Ayrılamadık dün, herkes bir süre günlük işlerine baktıktan sonra akşam buluşmak üzere sözleştik: MiniMüzikhol'de DearHead çıkıyormuş (Vec öve öve bitirememişti). Gecenin bir yarısı, insanlar eve dönme hamburgerlerini yerken biz Kızılkayalar'da aç karnına içilmez hamburgerlerimizi yemekteydik. Mekana girdik, birer içki aldık. Bu mekanlara girer girmez ortadaki pist (veya oradaki halı) üzerinde dans etmeye başlayan kafaya bazen özeniyorum :) Pandaloop'tan sonra tıklım tıklım oldu ortalık, herkes coştukça coştu. Ben en çok crystalized'ın remixi çaldıktan sonra mekanı terk etmek istedim, geceyi zirvede bırakmak için.
So don't think that I'm pushing you away
When you're the one that I've kept closest
Aynı anda da bir karar verdim: Başımın tepesinde Demokles'in kılıcı gibi asılı duran kuklamın hatırına, bu şarkıyı Özgür'e armağan edecek ve onu değilse de kendimi biraz öteye ittirecektim. İğneyi kendine, demişler; biraz da kendime bakmam gerektiğini ve kendimle kalmam gerektiğini fark ettim.
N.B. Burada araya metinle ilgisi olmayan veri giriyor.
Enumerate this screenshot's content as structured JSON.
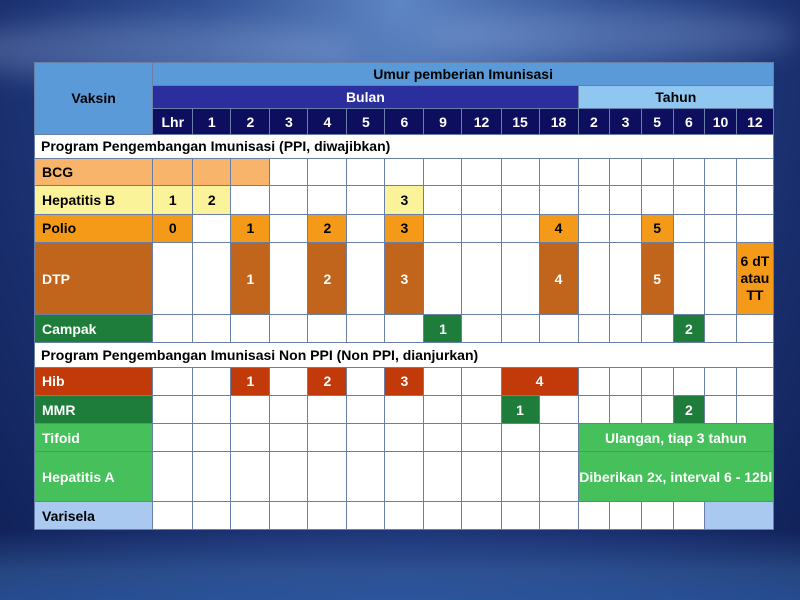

En güzel günüm gecem olmuyorsa ve hep azıcık eksiksem, o zaman şarkıyı yanlış kişiye ithaf etmiş olabilirim.
Benim acelem yok. Sakin zamanlar lazım bana ve sakin derken, evde oturmaktan bahsetmiyorum. Hatta tam tersi!
Dün de, biyolojik saatlerimiz önceki gece 5'te kaldığından aynı saatlerde bazal metabolizmaya geçmemiz gerekti, eve bırakıldım ve pazar öğlene kadar muazzam bir uyku uyudum ve ta-da! Karşınızdayım.
Gezi dergisi yazarları veya Yavuz Donat gibi şunu yaptım, bunu ettim diye yazdığımın farkındayım amma velakin, yazmam lazım sevgili blog; ne paylaştığımı anlatmazsam kimi neden sevdiğimi, neden tespit kafalarına girdiğimi nasıl açıklayabilirim?
Bu yazıdan bir şey alacaksanız o da şu olsun: Bulursanız DearHead dinleyiniz.